Aceito iniciar trabalho de análise e proponho que voltaremos a conversar sobre


reajuste após seis meses. Durante esses seis primeiros meses João vem cinco vezes na
semana e paga o valor das sessões de acordo com valor que é possível pra ele.
Durante este tempo o contato com ele era difícil, eu começara a sentir todo o seu
“peso”. Sentia-me controlada pelo seu modo arrogante de ser, ele se relacionava
comigo com certo desdém. Por vezes sentia que ele não retornaria na próxima sessão.
Mas na sessão seguinte lá estava ele, pontualmente. Quando precisava faltar não
concordava em pagar as sessões e ele ainda exigia que eu tivesse horário para
reposição. Mesmo com tantas exigências e imposições, fui conversando e colocando as
regras de que precisava para realizar meu trabalho.
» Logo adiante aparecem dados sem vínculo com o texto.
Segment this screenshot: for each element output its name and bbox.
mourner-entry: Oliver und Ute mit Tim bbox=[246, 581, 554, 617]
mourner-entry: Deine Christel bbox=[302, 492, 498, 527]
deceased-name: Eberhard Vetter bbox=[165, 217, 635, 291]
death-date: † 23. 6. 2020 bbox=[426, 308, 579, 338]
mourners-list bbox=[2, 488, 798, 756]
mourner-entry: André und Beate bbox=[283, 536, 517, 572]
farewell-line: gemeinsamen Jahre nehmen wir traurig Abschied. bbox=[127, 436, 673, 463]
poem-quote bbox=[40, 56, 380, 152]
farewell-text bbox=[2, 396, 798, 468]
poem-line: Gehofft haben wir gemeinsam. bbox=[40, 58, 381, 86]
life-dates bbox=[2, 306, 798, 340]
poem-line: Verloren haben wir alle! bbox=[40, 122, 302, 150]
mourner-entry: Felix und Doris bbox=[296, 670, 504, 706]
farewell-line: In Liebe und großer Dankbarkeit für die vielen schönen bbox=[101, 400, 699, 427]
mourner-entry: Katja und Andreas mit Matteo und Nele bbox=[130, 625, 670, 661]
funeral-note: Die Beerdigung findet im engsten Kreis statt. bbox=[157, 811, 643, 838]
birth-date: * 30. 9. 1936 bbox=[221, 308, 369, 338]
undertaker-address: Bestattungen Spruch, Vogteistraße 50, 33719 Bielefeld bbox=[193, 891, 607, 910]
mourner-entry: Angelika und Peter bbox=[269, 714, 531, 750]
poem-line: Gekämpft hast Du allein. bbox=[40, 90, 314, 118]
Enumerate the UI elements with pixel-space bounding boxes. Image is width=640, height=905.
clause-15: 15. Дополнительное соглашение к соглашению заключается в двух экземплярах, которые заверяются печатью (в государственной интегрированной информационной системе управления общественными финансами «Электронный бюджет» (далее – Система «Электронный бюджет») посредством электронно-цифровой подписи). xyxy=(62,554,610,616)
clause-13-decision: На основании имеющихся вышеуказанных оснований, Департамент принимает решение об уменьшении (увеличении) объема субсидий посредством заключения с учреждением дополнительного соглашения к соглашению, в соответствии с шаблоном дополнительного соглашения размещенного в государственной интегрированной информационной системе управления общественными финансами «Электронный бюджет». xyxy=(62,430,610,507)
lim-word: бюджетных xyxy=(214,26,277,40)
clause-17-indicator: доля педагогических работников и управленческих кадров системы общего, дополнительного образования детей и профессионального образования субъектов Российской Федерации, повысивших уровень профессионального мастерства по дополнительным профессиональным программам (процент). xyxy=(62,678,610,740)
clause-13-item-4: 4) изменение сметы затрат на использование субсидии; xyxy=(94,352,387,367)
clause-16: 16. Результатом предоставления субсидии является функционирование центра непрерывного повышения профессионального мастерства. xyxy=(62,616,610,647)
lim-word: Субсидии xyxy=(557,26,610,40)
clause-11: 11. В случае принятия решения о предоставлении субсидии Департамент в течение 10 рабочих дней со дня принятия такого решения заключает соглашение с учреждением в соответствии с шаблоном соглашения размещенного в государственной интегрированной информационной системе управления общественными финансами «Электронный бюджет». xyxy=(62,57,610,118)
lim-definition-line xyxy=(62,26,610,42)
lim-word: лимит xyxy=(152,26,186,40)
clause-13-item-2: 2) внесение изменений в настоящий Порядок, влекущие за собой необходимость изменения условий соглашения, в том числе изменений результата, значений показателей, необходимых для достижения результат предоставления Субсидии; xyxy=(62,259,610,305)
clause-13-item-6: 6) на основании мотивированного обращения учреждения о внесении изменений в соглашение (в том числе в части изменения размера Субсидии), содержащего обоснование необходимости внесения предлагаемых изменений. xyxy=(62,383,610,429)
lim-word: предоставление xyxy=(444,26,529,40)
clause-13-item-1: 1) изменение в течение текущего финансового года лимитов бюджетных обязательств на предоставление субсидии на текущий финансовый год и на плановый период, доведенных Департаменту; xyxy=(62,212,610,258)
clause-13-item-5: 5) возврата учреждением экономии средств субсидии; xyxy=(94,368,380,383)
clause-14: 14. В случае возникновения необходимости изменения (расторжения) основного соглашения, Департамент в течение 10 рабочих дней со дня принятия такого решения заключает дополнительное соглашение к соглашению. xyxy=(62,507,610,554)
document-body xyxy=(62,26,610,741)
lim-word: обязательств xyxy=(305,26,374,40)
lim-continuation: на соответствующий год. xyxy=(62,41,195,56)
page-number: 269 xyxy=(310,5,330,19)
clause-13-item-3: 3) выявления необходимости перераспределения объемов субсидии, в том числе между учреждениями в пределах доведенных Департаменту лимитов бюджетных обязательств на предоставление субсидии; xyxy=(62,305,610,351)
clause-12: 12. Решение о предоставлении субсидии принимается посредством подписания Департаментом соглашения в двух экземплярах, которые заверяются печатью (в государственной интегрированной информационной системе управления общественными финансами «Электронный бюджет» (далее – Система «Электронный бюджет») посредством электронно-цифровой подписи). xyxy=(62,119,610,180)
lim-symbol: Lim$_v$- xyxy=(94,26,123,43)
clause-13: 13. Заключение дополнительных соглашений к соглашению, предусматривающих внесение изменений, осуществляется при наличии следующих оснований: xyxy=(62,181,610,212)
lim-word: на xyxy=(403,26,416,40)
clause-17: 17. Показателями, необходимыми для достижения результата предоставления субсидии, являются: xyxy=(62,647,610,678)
Eu revivia através da transferência-
contratransferência todo o “peso” do seu modo de ser. Mas sentia também que
precisava conter esta situação até compreender porque ele precisa se apresentar
deste modo dominador em suas relações.

No final do semestre, dias antes de nossas férias João falta em duas sessões sem
avisar. Achei melhor aguardar seu contato. Ele liga durante as férias pedindo um
horário, explico por telefone que retornaria das férias na próxima semana e que o
aguardava no seu horário.

Ele aparece de um modo diferente. Parece que este é o nosso primeiro encontro, pois
entra e me cumprimenta com aperto de mão. Conta que durante as férias os filhos
descobriram mensagens estranhas no celular de sua esposa. Os filhos tentam
conversar com a mãe e ela acaba revelando que estava tendo um caso. Os meninos
tentam manter segredo, pois não querem magoar o pai. Mas João percebe que está
acontecendo algo diferente na relação entre sua esposa e seus filhos, quando então
descobre que sua esposa estava tendo um caso com um rapaz tão jovem quanto seu
filho mais velho. Durante seu relato e considerando seu modo de se relacionar, fiquei
com medo de qual teria sido sua reação quando descobriu a traição da esposa. Pensei
que ele teria sido agressivo ou expulsado ela de casa. Porém, João reagiu de maneira
calma e manteve controle. Dizia que não podia tomar nenhuma atitude precipitada.

A partir da descoberta da traição, João se apresentava em seus relacionamentos de


um modo diferente. Revelava sua insegurança e o medo que sempre teve de perder
seu casamento e a família. O que ele mais temia, aconteceu. Porém, vivia desconfiado.
Queria manter seu casamento e sua esposa sob seu controle, o que ficava cada vez
mais difícil.

Certo dia João avisa que não viria na sessão do dia seguinte, pois teria uma viagem de
negócios. Como combinado, sabia que a sessão seria cobrada e que mesmo ele não
vindo eu estaria lá no seu horário. No dia seguinte, acabei me atrasando para chegar
até meu consultório, mas lembrei que João estaria viajando. Cheguei cerca de 10
minutos atrasada. Quando desci do elevador senti um cheiro forte de cigarro antes de
abrir a porta da minha sala. Fiquei com a sensação que alguém tinha estado ali
minutos antes de minha chegada. Assim que entrei, toca o meu celular. Quando vou
atender vejo que é o número de João. Eu digo alô e escuto a voz dele, furioso,
perguntando onde eu estava. Respondo sem pensar: “Eu? Eu estou aqui”. Ele afirma
que esteve em minha sala e encontrou minha porta trancada, que eu não estava lá.
Digo novamente: “Eu estou aqui”, e ele responde autoritário “então não saia daí
porque eu estou chegando”. Após alguns minutos escuto João chegar, abro a porta e
ele entra furioso. Esta foi uma sessão muito difícil, pois João coloca toda sua
agressividade, desconfiança e raiva para fora. Sente e fala comigo como se eu o tivesse
traído. Só então percebo que ele falava comigo como se estivesse falando com sua
esposa.
Esta foi uma sessão delicada, mas fundamental em nossa relação. A partir deste
encontro-desencontro toda sua dor, mágoa, desamparo puderam aparecer. E assim
através da transferência estes sentimentos puderam ganhar sentido e forma em
palavras para enfim serem instrumentos de nosso trabalho em análise.